Last week when President Joe Biden declared that forever war in Afghanistan has to end, much of the commentary offered a negative outlook of the things that might happen after the American and NATO troops are gone home by September 11 this year. There would be no victory trophy in their hands on their way back home, because there is none to carry.
There could have been a better story at the end of the day but what prevented that from happening was the constant shifting of goal posts. And ultimately America is left with only one goal to achieve to take the troops home . In short , no more body bags to be ferried to the homes of soldiers .
For all what we know America had launched the war in Afghanistan to punish al-Qaeda, the global terror network, that had struck and challenged the might of the United States of America with 9/11, the terror attack embedded in the minds of all Americans who watched it happen and those brought up with the real-time stories of horror.
Alongside, Taliban, the protector of al-Qaeda, was, too, to be dismantled. Now, when the US is calling it a day in Afghanistan, these long-cherished results are not there. For its own ego, Americans may draw some solace that, as Joe Biden counted the elimination of Osama bin Laden among the accomplishments.
America’s war in Afghanistan was christened as war on terrorism. That would lead the world to conquer the forces of terrorism forever, as the world recognised and appreciated the American right to retaliate against the terror network in Afghanistan that had grown so much in ideological and technological strength that from the obscure caves of Afghanistan, it could plot and execute the strike at the twin towers of the World Trade Centre in New York, Pentagon, leaving the only superpower in the world with the shame of not having anticipated this horror.
The return journey of the American troops leaves many lessons in its wake. Apart from what will happen in Afghanistan; there is a real fear that Taliban having both military power and large swathes of territory, can take control of the country. That means that Taliban can rule Afghanistan yet again.
That legacy of leaving the forever war in between will have to be pondered over by the American policy makers, but there is something more in store. The world has become more vulnerable to the forces of violence that believe they can overrule everything and get their own way.
First, it has demonstrated that no war can be won by any country or group of countries howsoever powerful they might be in terms of military power and latest technology.
Such wars are won only with the support of the people .
If the people traumatized by Taliban and sick of the ways of al-Qaeda and other extremist-ideology-driven groups did not see Americans as their benefactors that means that there were certain other underlying reasons which brought the things to such a pass, where Americans are leaving out of compulsion rather than out of choice.To comprehend those underlying reasons, a people-oriented interaction and study is important; out of the shadow of guns and drones only then gaps can be bridged.
There was a gap and that could not be bridged even after two decades and investment of huge fortune there, that raises the question, why? This is not something that Americans alone should try to understand, it is a matter for all those claiming to be fighting for peace and stability in the region to understand. The military power backed infrastructural development cannot change the hearts and minds of the people.
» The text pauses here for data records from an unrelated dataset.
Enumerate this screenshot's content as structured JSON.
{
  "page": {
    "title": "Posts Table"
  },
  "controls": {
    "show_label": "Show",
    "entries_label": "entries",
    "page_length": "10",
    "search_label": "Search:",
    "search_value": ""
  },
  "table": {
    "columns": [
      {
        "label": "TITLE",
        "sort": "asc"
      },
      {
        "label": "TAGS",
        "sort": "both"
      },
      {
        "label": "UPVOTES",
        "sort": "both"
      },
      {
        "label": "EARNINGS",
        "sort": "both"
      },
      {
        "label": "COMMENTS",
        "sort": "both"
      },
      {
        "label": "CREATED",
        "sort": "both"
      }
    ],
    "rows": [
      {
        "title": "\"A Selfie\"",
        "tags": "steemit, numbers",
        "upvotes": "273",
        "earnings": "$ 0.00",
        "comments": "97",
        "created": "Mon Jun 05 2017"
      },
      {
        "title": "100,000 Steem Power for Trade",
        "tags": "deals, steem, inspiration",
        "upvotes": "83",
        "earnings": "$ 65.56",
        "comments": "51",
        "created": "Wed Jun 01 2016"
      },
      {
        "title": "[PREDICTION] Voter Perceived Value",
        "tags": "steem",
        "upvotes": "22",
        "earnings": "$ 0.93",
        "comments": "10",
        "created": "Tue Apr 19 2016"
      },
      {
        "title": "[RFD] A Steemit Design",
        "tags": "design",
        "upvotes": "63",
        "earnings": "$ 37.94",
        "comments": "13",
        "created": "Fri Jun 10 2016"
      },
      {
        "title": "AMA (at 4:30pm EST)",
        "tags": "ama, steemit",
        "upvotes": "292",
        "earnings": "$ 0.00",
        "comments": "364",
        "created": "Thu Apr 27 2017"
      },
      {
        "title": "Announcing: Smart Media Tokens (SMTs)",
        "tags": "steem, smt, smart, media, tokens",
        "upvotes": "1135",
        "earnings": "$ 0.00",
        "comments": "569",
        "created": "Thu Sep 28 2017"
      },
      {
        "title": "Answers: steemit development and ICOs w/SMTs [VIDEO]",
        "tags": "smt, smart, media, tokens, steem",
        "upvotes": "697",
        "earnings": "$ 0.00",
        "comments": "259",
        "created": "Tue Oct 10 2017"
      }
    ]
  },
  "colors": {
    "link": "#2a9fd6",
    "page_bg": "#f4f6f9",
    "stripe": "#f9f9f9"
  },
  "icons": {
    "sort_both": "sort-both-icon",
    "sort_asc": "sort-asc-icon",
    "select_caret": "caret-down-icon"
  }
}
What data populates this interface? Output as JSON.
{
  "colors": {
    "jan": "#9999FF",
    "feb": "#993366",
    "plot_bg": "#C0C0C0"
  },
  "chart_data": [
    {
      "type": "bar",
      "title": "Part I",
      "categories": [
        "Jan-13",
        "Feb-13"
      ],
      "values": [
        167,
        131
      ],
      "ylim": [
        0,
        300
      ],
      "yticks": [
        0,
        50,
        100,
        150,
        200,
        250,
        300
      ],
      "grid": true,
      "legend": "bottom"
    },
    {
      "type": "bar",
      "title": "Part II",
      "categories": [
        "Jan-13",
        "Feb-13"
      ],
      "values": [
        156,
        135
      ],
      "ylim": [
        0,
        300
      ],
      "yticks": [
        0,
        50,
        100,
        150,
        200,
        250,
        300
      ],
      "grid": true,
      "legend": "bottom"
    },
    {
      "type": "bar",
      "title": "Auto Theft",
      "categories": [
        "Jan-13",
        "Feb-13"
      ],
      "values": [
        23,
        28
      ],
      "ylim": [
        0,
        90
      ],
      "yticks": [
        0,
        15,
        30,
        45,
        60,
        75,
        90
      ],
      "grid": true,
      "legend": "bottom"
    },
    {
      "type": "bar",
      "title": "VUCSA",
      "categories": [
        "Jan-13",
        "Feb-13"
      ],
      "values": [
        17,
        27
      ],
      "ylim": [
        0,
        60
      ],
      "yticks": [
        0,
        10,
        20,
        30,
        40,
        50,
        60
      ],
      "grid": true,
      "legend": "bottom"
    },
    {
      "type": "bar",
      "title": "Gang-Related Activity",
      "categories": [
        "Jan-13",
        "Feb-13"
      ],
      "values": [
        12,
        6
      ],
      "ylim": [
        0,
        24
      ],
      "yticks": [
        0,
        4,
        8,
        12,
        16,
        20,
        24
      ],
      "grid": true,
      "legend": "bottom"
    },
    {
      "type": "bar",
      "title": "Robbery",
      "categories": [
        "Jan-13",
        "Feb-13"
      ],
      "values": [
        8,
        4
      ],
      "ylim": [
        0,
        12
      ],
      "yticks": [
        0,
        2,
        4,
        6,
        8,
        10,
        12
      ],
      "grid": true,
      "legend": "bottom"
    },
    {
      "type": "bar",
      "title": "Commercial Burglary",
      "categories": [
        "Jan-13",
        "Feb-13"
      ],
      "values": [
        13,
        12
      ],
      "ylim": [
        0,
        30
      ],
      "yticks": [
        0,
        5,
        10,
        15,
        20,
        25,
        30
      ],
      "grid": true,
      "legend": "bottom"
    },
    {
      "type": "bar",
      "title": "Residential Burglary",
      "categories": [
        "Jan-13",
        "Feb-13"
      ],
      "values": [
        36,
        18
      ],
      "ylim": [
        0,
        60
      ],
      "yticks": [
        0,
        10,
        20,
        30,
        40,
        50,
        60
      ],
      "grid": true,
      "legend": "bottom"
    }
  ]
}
In any war, big or small, blind strategies are bound to fail. America was supposed to show the way how the war against terrorism could be won, but it ended landing on the opposite side of the objective. Th world has not failed to notice it.
Going to war in Afghanistan in October 2001 was demonstrative of the quick reaction to 9/11. The goal appeared to be simple, to rid Afghanistan of terror networks that were spread all across. The bombardment of rocky caves of Tora Bora and troops on the ground hunting the terrorists and drones targeting the hideouts simply showed that what kind of war machinery America possessed and could use against its adversary .
The real strategy to keep Afghanistan out of bounds for the terror groups or to create an ecosystem where no new recruits were available for these sort of groups was missing. Twenty years is a long time, and all these years Taliban has expanded because it could attract radicalized groups of Afghans to its ideology and the goals that it had set for itself. The conclusion that the Afghans resented foreign boots on their soil and the corruption in the system helped Taliban to regain more than what it had lost is too simplistic. These fail to address that how America went as a blind man in Afghanistan and ended up in making compromises and changing the goalposts. The most shocking part, a great departure from its original goal, was to negotiate with Taliban and accept its terms. The reality changed so much that the whole thing is now dependent upon how Taliban would behave.
The argument that any early withdrawal would have left the country vulnerable to civil war; fast forward it to 2021, is the scenario any different today.
There is a message for all that terrorism is not a military problem, it is something different. And old theories have been left with limited relevance. There is a need for newer and effective strategies where military power is used with care and discretion only. The anti-Americanism in the Islamic world has shown that guns, bombs, drones alone cannot solve all the problems vis-à-vis terrorism.